Building blocks that Jikji provides are based on the following concepts:

  • Pipeline represents the entire steps from the input to the output. It’s like a stream of zero or more Resources. Its whole process is lazy so that if some parts don’t need to be generated again they are even not loaded at all. (In the above example, a new Pipeline is acquired using scanFiles() function, but scanFiles() does not immediately list files nor load their contents.)
  • Resource represents an abstract resource which is mapped to a unique path. Its path is a rather URL than a filesystem path, which means it has a scheme like https or file and can end with a slash. (Note that intoDirectory() function turns posts/foobar.md into posts/foobar/ in the above example.) Resource also can has multiple representations for content negotiation on type and language.
  • Content represents an actual content which can belong to Resources as a representation. The ContentBody can be lazily loaded and either a Unicode text or binary data. They are typed through IANA MediaTypes (formerly known as MIME types). Optionally, they can have their RFC 5656 LanguageTag to describe their natural language. If you want you can put additional metadata like title or published as well.

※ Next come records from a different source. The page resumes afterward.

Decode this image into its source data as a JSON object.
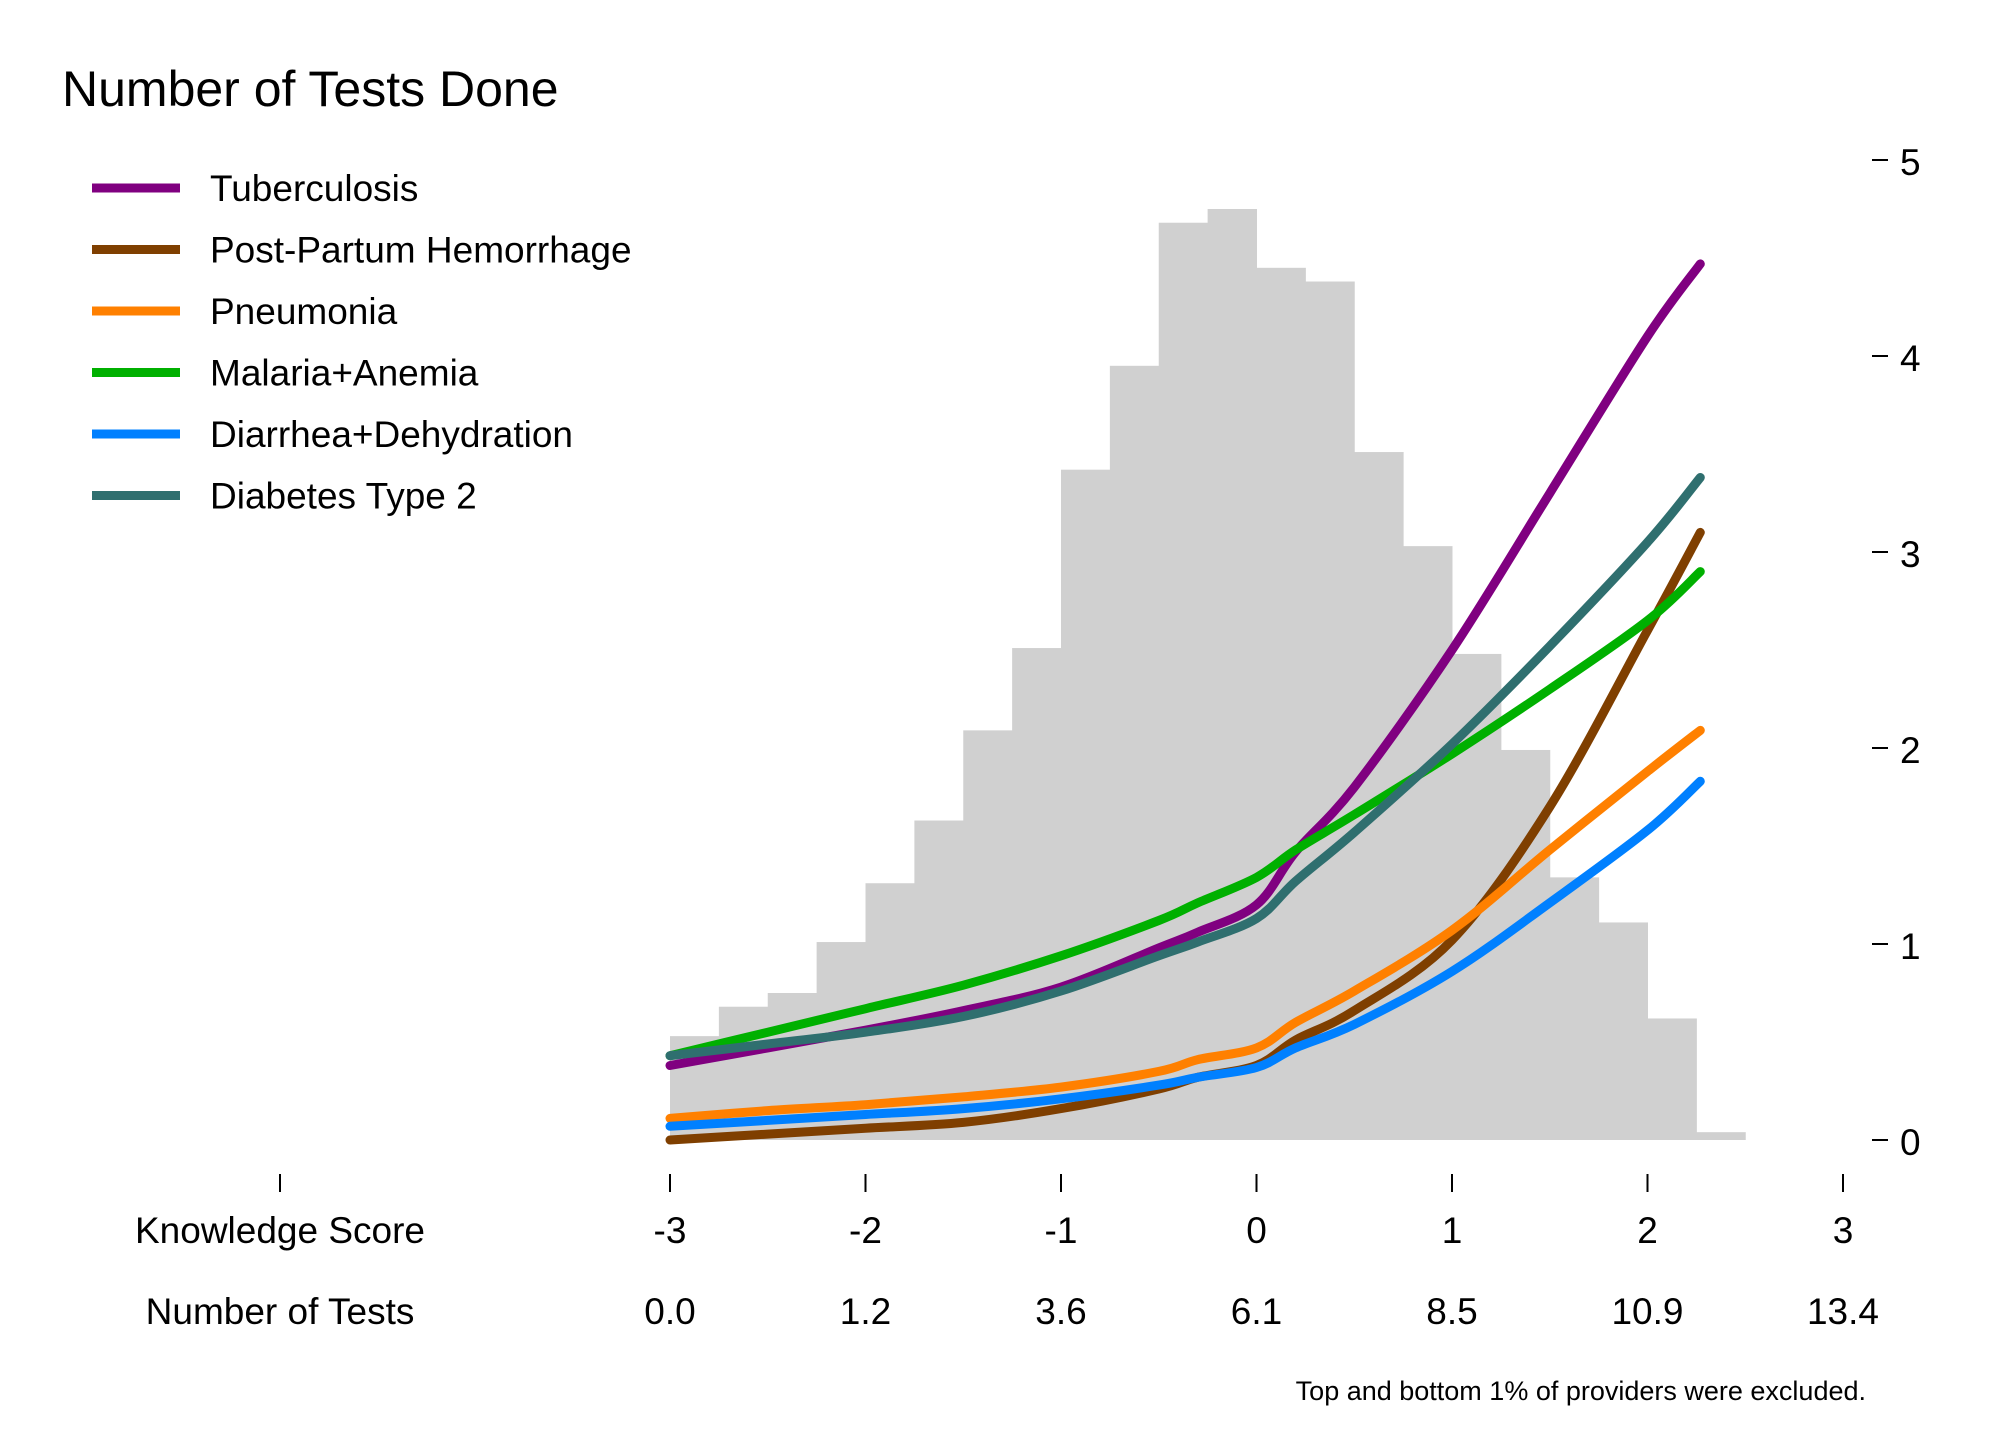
{
  "chart_data": {
    "type": "line",
    "title": "Number of Tests Done",
    "note": "Top and bottom 1% of providers were excluded.",
    "x_axis": {
      "label": "Knowledge Score",
      "range": [
        -3,
        3
      ],
      "ticks": [
        -3,
        -2,
        -1,
        0,
        1,
        2,
        3
      ],
      "tick_labels": [
        "-3",
        "-2",
        "-1",
        "0",
        "1",
        "2",
        "3"
      ]
    },
    "secondary_x_axis": {
      "label": "Number of Tests",
      "tick_labels": [
        "0.0",
        "1.2",
        "3.6",
        "6.1",
        "8.5",
        "10.9",
        "13.4"
      ]
    },
    "y_axis": {
      "position": "right",
      "range": [
        0,
        5
      ],
      "ticks": [
        0,
        1,
        2,
        3,
        4,
        5
      ],
      "tick_labels": [
        "0",
        "1",
        "2",
        "3",
        "4",
        "5"
      ]
    },
    "grid": false,
    "legend_position": "top-left",
    "histogram": {
      "color": "#d0d0d0",
      "bin_edges": [
        -3,
        -2.75,
        -2.5,
        -2.25,
        -2,
        -1.75,
        -1.5,
        -1.25,
        -1,
        -0.75,
        -0.5,
        -0.25,
        0,
        0.25,
        0.5,
        0.75,
        1,
        1.25,
        1.5,
        1.75,
        2,
        2.25,
        2.5
      ],
      "heights": [
        0.53,
        0.68,
        0.75,
        1.01,
        1.31,
        1.63,
        2.09,
        2.51,
        3.42,
        3.95,
        4.68,
        4.75,
        4.45,
        4.38,
        3.51,
        3.03,
        2.48,
        1.99,
        1.34,
        1.11,
        0.62,
        0.04
      ]
    },
    "x": [
      -3,
      -2.5,
      -2,
      -1.5,
      -1,
      -0.5,
      -0.3,
      0,
      0.2,
      0.5,
      1,
      1.5,
      2,
      2.27
    ],
    "series": [
      {
        "name": "Tuberculosis",
        "color": "#800080",
        "values": [
          0.38,
          0.47,
          0.56,
          0.66,
          0.78,
          0.98,
          1.06,
          1.2,
          1.47,
          1.8,
          2.5,
          3.3,
          4.1,
          4.47
        ]
      },
      {
        "name": "Post-Partum Hemorrhage",
        "color": "#7f3f00",
        "values": [
          0.0,
          0.03,
          0.06,
          0.09,
          0.16,
          0.26,
          0.32,
          0.38,
          0.51,
          0.66,
          1.02,
          1.7,
          2.6,
          3.1
        ]
      },
      {
        "name": "Pneumonia",
        "color": "#ff8000",
        "values": [
          0.11,
          0.15,
          0.18,
          0.22,
          0.27,
          0.35,
          0.41,
          0.47,
          0.6,
          0.76,
          1.07,
          1.48,
          1.88,
          2.09
        ]
      },
      {
        "name": "Malaria+Anemia",
        "color": "#00b000",
        "values": [
          0.43,
          0.55,
          0.67,
          0.79,
          0.94,
          1.12,
          1.21,
          1.34,
          1.48,
          1.66,
          1.97,
          2.3,
          2.65,
          2.9
        ]
      },
      {
        "name": "Diarrhea+Dehydration",
        "color": "#0080ff",
        "values": [
          0.07,
          0.1,
          0.13,
          0.16,
          0.21,
          0.28,
          0.32,
          0.37,
          0.47,
          0.59,
          0.86,
          1.21,
          1.58,
          1.83
        ]
      },
      {
        "name": "Diabetes Type 2",
        "color": "#2f6f6f",
        "values": [
          0.43,
          0.49,
          0.55,
          0.63,
          0.76,
          0.94,
          1.01,
          1.13,
          1.32,
          1.57,
          2.02,
          2.52,
          3.05,
          3.38
        ]
      }
    ]
  }
}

  • ResourceTransformer transforms a Resource into a modified Resource. It purposes to change multiple Resources into new ones in immutable style by being passed to Pipeline#map() method.
  • PathTransformer transforms a URL into a modified URL. It purposes to change multiple Resources paths into new ones in immutable style by being passed to Pipeline#move() method. (In the above example, intoDirectory() and rebase() functions return PathTransformers.)
  • ContentTransformer transforms a Content into a modified Content. It purposes to change multiple representations of Resources into new ones in immutable style by being passed to Pipeline#transform() method. (In the above example, markdown() function returns a ContentTransformer.)